The same beautiful mind that made a major contribution to game theory--
about which I understand little --was also the driver of his lapses
into clearly disturbed behavior. Talking to squirrels and carrying
around notebooks with circled words from magazines, which he was
convinced would reveal international secrets.
Like other mentally gifted people, many of our famous intellects,
writers, and artists, Nash has had to balance for himself the benefits
of "quieting" the crippling, even dangerous aspects of his mind,
returning as he wrote to interludes of forced rationality, with
the loss of what he experienced as cosmic, even divine insights.
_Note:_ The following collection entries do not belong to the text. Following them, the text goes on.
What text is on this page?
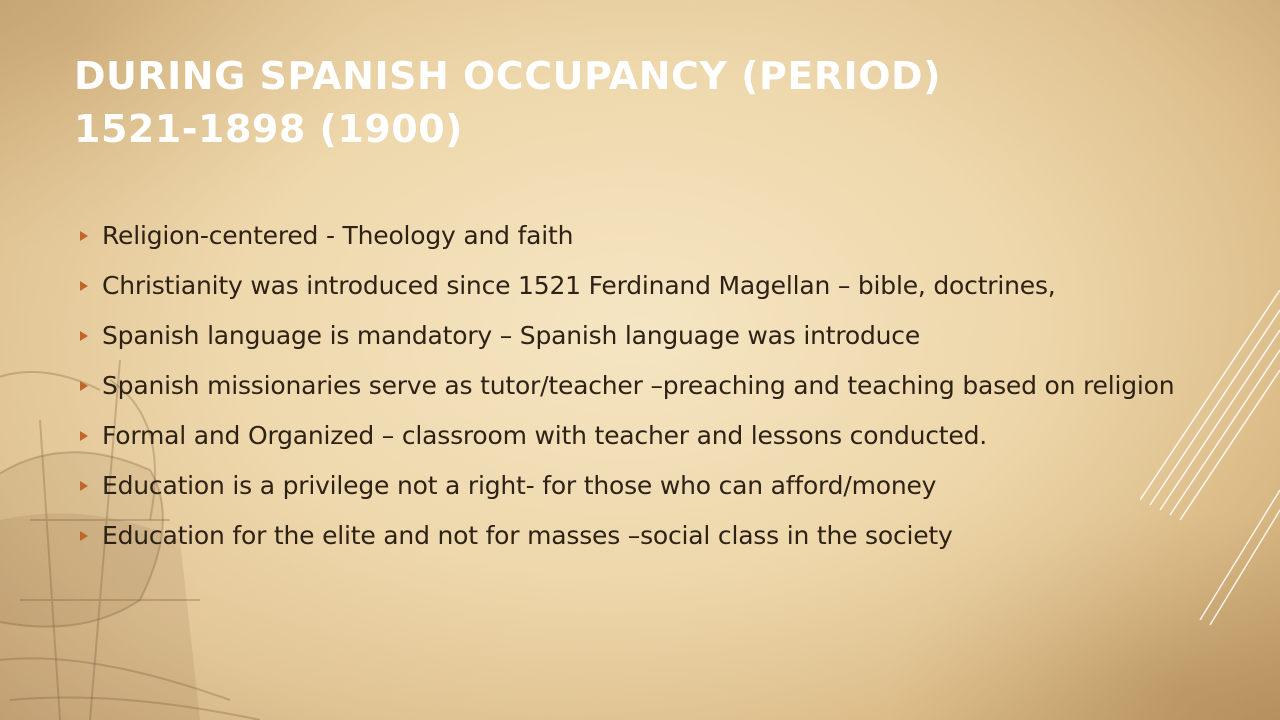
DURING SPANISH OCCUPANCY (PERIOD)
1521-1898 (1900)
Religion-centered - Theology and faith
Christianity was introduced since 1521 Ferdinand Magellan – bible, doctrines,
Spanish language is mandatory – Spanish language was introduce
Spanish missionaries serve as tutor/teacher –preaching and teaching based on religion
Formal and Organized – classroom with teacher and lessons conducted.
Education is a privilege not a right- for those who can afford/money
Education for the elite and not for masses –social class in the society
Exchanging what he experienced as an exalted state for being
a human of more conventional circumstances.
In a PBS documentary on Nash, Nash confesses his ambivalence about
submitting to psychotropic medications and other forms of therapy.To
some extent, he says, sanity is a form of conformity. People
are always selling the idea that people who have mental illnesses
are suffering. But it's really not so simple.
He gave up the escape that his illness provided him in the 80's
he has admitted, not because his visions and voices disappeared,
but through what calls a diet of his mind, he decided to reject
them.
Any of us who have experienced depression, simple or bi-polar, or
any other form of mental conditions that can both energize or inspire
us-- and make our lives and those of our loved ones a living hell--
know well what Nash is talking about. That compromise we must make
between a life of highs and lows and sometimes exhilarating madness,
or a life that is taken down a few notches, calmed, and perhaps
even deadened.
The challenge to all of us, those of us especially who have placed
some small or larger portion of our faith in human creativity and
inventiveness, is to take up the cause of promoting. preserving,
and enhancing beautiful minds.
By being active, as UUs have always been, in advancing quality universal
public education and brain-based learning across the
life span. Education that uses all parts of our brains-physical,
emotional, and social too.
By being active, as we always have been, in forwarding the cause
of humane, compassionate, and effective mental health treatments
and facilities, ones that allow for the fullest development and
use of each person's potential.
By encouraging and rewarding social as well as scientific inventions,
devising exciting and creative ways for people to thrive together
in their communities through idea banks, websites, publications
and even prizes.
Remembering and affirming the glory of reason and truth-seeking.
The sacred potential based in human thought, followed by human action.
Mind and spirit, Brain and heart, we religious liberals are called
to experience the holy, that which makes us each one of us fully
human, fully divine in both and all places.
All the products and all the passions of our Beautiful Minds.
In the closing words of the second Humanist Manifesto, using both
reason and compassion to produce the kind of world we want- a world
in which peace, prosperity, freedom and happiness are widely shared.